Upon submission, the GMCI moderators will assess whether the contribution meets the requirements described above, and may request revisions before acceptance. Moderators will assist with questions that arise during the process. Once a submission is accepted, datasets appear in the GMCI Zenodo community and are listed in the dataset collection on this website; accepted notebook repositories are added as git submodules, and the rendered analysis is featured in the Notebook Library.

On the FAIR Principles

A central objective of the GMCI initiative is to ensure that submitted resources conform to the FAIR principles for scientific data management (Wilkinson et al. 2016). Findability is achieved through persistent DOIs and structured, searchable metadata on Zenodo. Accessibility requires that resources be openly available under clearly stated licences. Interoperability is promoted by the use of standardised formats and metadata schemas. Reusability demands that design decisions, provenance, and licensing be communicated transparently. Contributors are asked to provide as complete metadata as the nature of their submission allows. The value of the GMCI collection depends directly on the quality and completeness of this information.

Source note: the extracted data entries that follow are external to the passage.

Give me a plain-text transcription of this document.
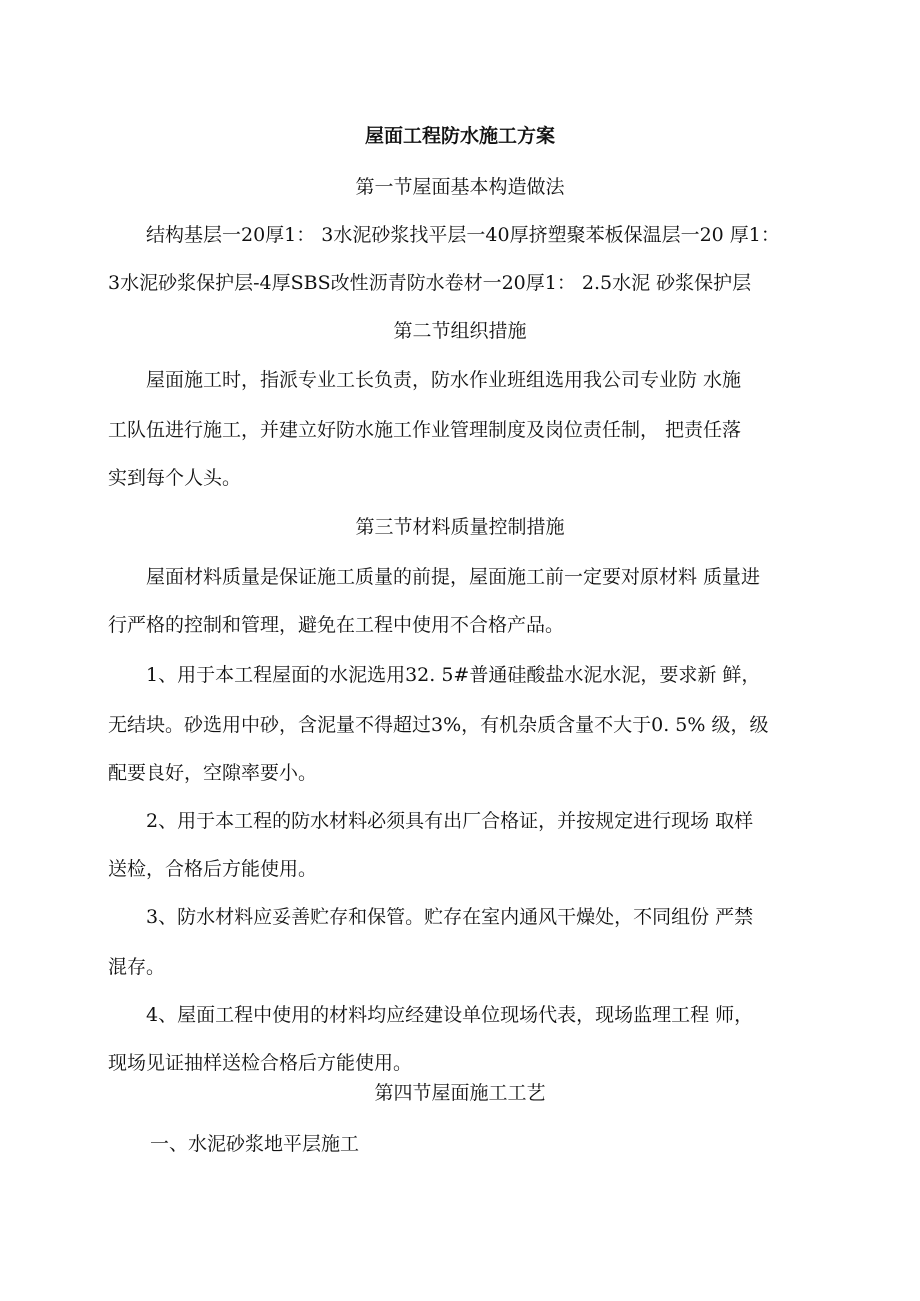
屋面工程防水施工方案
第一节屋面基本构造做法
结构基层一20厚1： 3水泥砂浆找平层一40厚挤塑聚苯板保温层一20 厚1：
3水泥砂浆保护层-4厚SBS改性沥青防水卷材一20厚1： 2.5水泥 砂浆保护层
第二节组织措施
屋面施工时，指派专业工长负责，防水作业班组选用我公司专业防 水施
工队伍进行施工，并建立好防水施工作业管理制度及岗位责任制， 把责任落
实到每个人头。
第三节材料质量控制措施
屋面材料质量是保证施工质量的前提，屋面施工前一定要对原材料 质量进
行严格的控制和管理，避免在工程中使用不合格产品。
1、用于本工程屋面的水泥选用32. 5#普通硅酸盐水泥水泥，要求新 鲜，
无结块。砂选用中砂，含泥量不得超过3%，有机杂质含量不大于0. 5% 级，级
配要良好，空隙率要小。
2、用于本工程的防水材料必须具有出厂合格证，并按规定进行现场 取样
送检，合格后方能使用。
3、防水材料应妥善贮存和保管。贮存在室内通风干燥处，不同组份 严禁
混存。
4、屋面工程中使用的材料均应经建设单位现场代表，现场监理工程 师，
现场见证抽样送检合格后方能使用。
第四节屋面施工工艺
一、水泥砂浆地平层施工
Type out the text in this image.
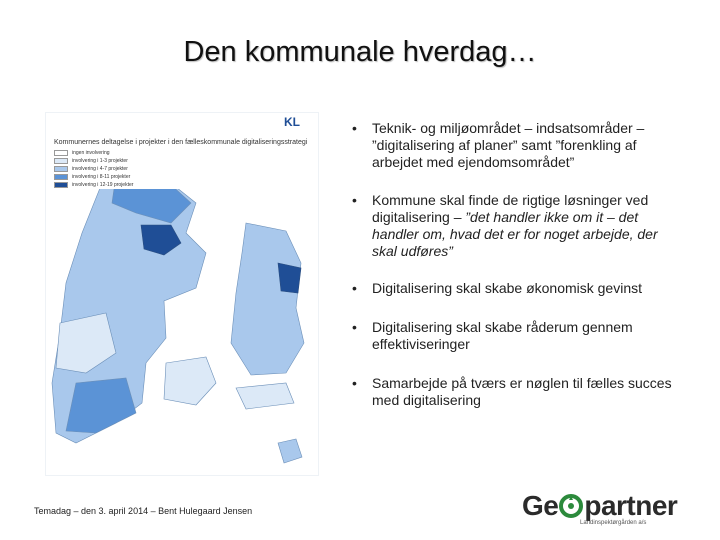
Den kommunale hverdag…
KL
Kommunernes deltagelse i projekter i den fælleskommunale digitaliseringsstrategi
ingen involvering
involvering i 1-3 projekter
involvering i 4-7 projekter
involvering i 8-11 projekter
involvering i 12-19 projekter
• Teknik- og miljøområdet – indsatsområder – ”digitalisering af planer” samt ”forenkling af arbejdet med ejendomsområdet”
• Kommune skal finde de rigtige løsninger ved digitalisering – ”det handler ikke om it – det handler om, hvad det er for noget arbejde, der skal udføres”
• Digitalisering skal skabe økonomisk gevinst
• Digitalisering skal skabe råderum gennem effektiviseringer
• Samarbejde på tværs er nøglen til fælles succes med digitalisering
Temadag – den 3. april 2014 – Bent Hulegaard Jensen	Ge partner
Landinspektørgården a/s
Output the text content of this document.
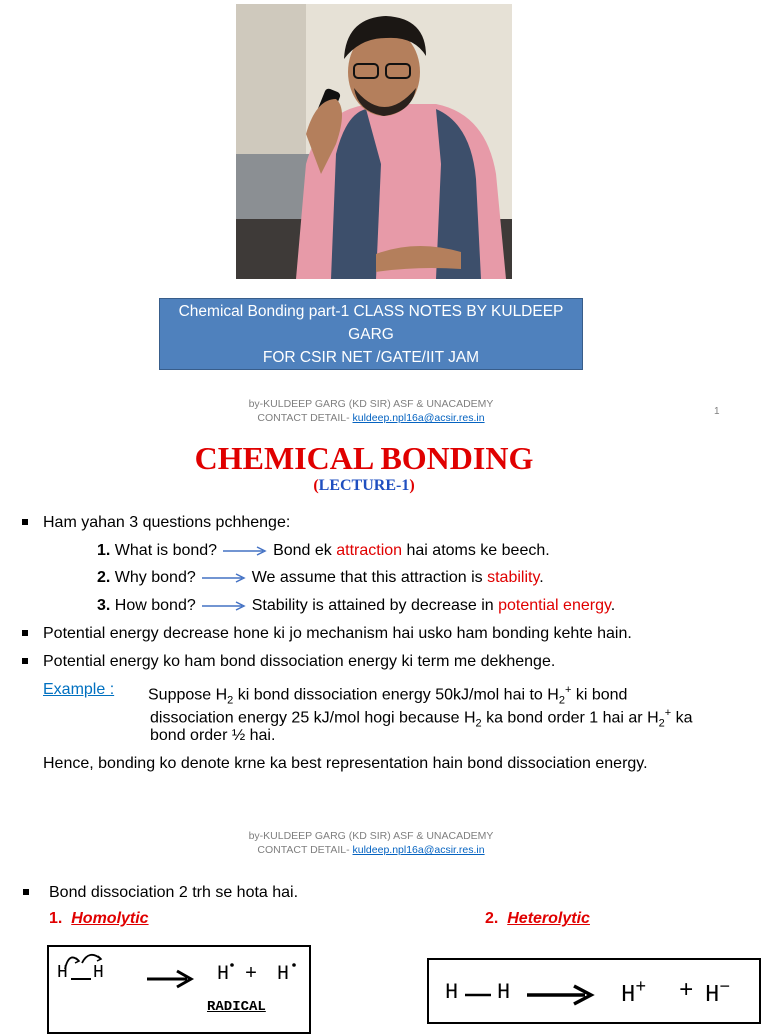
Chemical Bonding part-1 CLASS NOTES BY KULDEEP
GARG
FOR CSIR NET /GATE/IIT JAM
by-KULDEEP GARG (KD SIR) ASF & UNACADEMY
CONTACT DETAIL- kuldeep.npl16a@acsir.res.in
1
CHEMICAL BONDING
(LECTURE-1)
Ham yahan 3 questions pchhenge:
1. What is bond?	Bond ek attraction hai atoms ke beech.
2. Why bond?	We assume that this attraction is stability.
3. How bond?	Stability is attained by decrease in potential energy.
Potential energy decrease hone ki jo mechanism hai usko ham bonding kehte hain.
Potential energy ko ham bond dissociation energy ki term me dekhenge.
Example : Suppose $H_2$ ki bond dissociation energy 50kJ/mol hai to $H_2^+$ ki bond
dissociation energy 25 kJ/mol hogi because $H_2$ ka bond order 1 hai ar $H_2^+$ ka
bond order ½ hai.
Hence, bonding ko denote krne ka best representation hain bond dissociation energy.
by-KULDEEP GARG (KD SIR) ASF & UNACADEMY
CONTACT DETAIL- kuldeep.npl16a@acsir.res.in
Bond dissociation 2 trh se hota hai.
1. Homolytic	2. Heterolytic
H H	H + H
RADICAL
H H	H+ + H−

Wilkinson, Mark D, Michel Dumontier, IJsbrand Jan Aalbersberg, Gabrielle Appleton, Myles Axton, Arie Baak, Niklas Blomberg, et al. 2016. “The FAIR Guiding Principles for Scientific Data Management and Stewardship.” Scientific Data 3 (1): 1–9.

About Zenodo

Zenodo is an open-access digital repository hosted by CERN, providing long-term storage with persistent DOIs suitable for citation in academic publications. Several properties of the platform are particularly relevant for GMCI contributors. Records and their associated data files are permanent and cannot be deleted except in exceptional circumstances. Metadata fields, including descriptions, licences, and linked references, can be modified after the initial record creation. Publishing a new release of a connected GitHub repository automatically creates a new version of the Zenodo record, while all prior versions remain accessible with their original DOIs. Authors who wish to explore the submission process before committing to a permanent record may do so using Zenodo Sandbox, which replicates the full functionality of the platform without creating permanent digital objects.